Planning, Deploying, and Testing an Exchange 2010 Site-Resilient Solution sized for a Medium Organization (Part 10)

If you would like to read the other parts of this article series please go to:

Planning, Deploying, and Testing an Exchange 2010 Site-Resilient Solution sized for a Medium Organization (Part 1)
Planning, Deploying, and Testing an Exchange 2010 Site-Resilient Solution sized for a Medium Organization (Part 2)
Planning, Deploying, and Testing an Exchange 2010 Site-Resilient Solution sized for a Medium Organization (Part 3)
Planning, Deploying, and Testing an Exchange 2010 Site-Resilient Solution sized for a Medium Organization (Part 4)
Planning, Deploying, and Testing an Exchange 2010 Site-Resilient Solution sized for a Medium Organization (Part 5)
Planning, Deploying, and Testing an Exchange 2010 Site-Resilient Solution sized for a Medium Organization (Part 6)
Planning, Deploying, and Testing an Exchange 2010 Site-Resilient Solution sized for a Medium Organization (Part 7)
Planning, Deploying, and Testing an Exchange 2010 Site-Resilient Solution sized for a Medium Organization (Part 8)
Planning, Deploying, and Testing an Exchange 2010 Site-Resilient Solution sized for a Medium Organization (Part 9)
Planning, Deploying, and Testing an Exchange 2010 Site-Resilient Solution sized for a Medium Organization (Part 11)
Planning, Deploying, and Testing an Exchange 2010 Site-Resilient Solution sized for a Medium Organization (Part 12)
Planning, Deploying, and Testing an Exchange 2010 Site-Resilient Solution sized for a Medium Organization (Part 13)

Introduction

In part 9 of this multi-part article, I explained what local and site level switchovers and failovers (aka *overs) are and at what levels they can occur. After having described the different high availability and disaster recovery terms, I simulated a disk failure on EX01 resulting in a database failover from EX01 to EX03 which like EX01 is located in the primary datacenter. In addition, we had a look at how a database level failover from one DAG member server to another within the same datacenter affects the three most popular Exchange client types – Outlook 2007/2010, Outlook Web App (OWA) and Exchange ActiveSync devices.

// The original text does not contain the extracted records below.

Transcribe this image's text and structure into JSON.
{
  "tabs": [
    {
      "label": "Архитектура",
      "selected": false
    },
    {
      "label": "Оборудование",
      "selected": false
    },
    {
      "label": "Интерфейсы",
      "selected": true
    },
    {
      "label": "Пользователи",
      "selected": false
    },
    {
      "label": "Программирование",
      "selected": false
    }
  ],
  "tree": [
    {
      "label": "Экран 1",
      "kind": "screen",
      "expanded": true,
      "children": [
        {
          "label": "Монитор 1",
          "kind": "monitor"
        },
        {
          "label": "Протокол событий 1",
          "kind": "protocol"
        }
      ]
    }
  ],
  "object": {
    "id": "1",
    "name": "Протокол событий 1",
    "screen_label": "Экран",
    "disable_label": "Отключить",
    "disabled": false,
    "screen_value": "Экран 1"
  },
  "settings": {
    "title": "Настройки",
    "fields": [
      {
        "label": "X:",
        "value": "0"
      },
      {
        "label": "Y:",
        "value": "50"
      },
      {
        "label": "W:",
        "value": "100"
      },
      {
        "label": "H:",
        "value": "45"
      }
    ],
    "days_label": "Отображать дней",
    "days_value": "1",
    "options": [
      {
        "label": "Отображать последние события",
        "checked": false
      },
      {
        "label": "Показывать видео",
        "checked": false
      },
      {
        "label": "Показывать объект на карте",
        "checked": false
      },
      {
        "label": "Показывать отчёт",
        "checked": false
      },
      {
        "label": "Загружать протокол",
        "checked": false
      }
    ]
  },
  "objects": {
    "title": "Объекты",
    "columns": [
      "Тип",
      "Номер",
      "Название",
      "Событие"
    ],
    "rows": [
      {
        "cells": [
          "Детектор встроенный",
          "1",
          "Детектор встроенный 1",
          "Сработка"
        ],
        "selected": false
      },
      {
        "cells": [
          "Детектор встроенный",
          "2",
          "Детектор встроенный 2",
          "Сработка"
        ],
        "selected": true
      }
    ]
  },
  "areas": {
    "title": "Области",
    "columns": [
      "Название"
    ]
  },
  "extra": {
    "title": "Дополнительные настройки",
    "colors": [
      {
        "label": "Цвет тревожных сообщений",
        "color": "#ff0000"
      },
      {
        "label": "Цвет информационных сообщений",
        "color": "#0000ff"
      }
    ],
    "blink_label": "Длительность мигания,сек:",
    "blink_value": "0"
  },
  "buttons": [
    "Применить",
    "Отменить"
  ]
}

In this part 10, we’ll continue where we left off in part 9. We will take things a step further and simulate a server level failure. That is we will fail EX01 so that a failover occurs on both the database and client access array level plus see how it affects the three most popular Exchange clients – Outlook 2007/2010, Outlook Web App (OWA) and Exchange ActiveSync devices.

Important:
The client access array level failovers described in this article may differ from the results you see during your own testing as this depends heavily on the load balancer solution used in the respective Exchange 2010 environment. As mentioned earlier in this multi-part article, I use a load balancer solution based on Load Master Devices from KEMP Technologies in each datacenter. The one in the primary datacenter is built on physical Load Master devices and the one in the secondary datacenter is using two Hyper-V based virtual Load Master appliances.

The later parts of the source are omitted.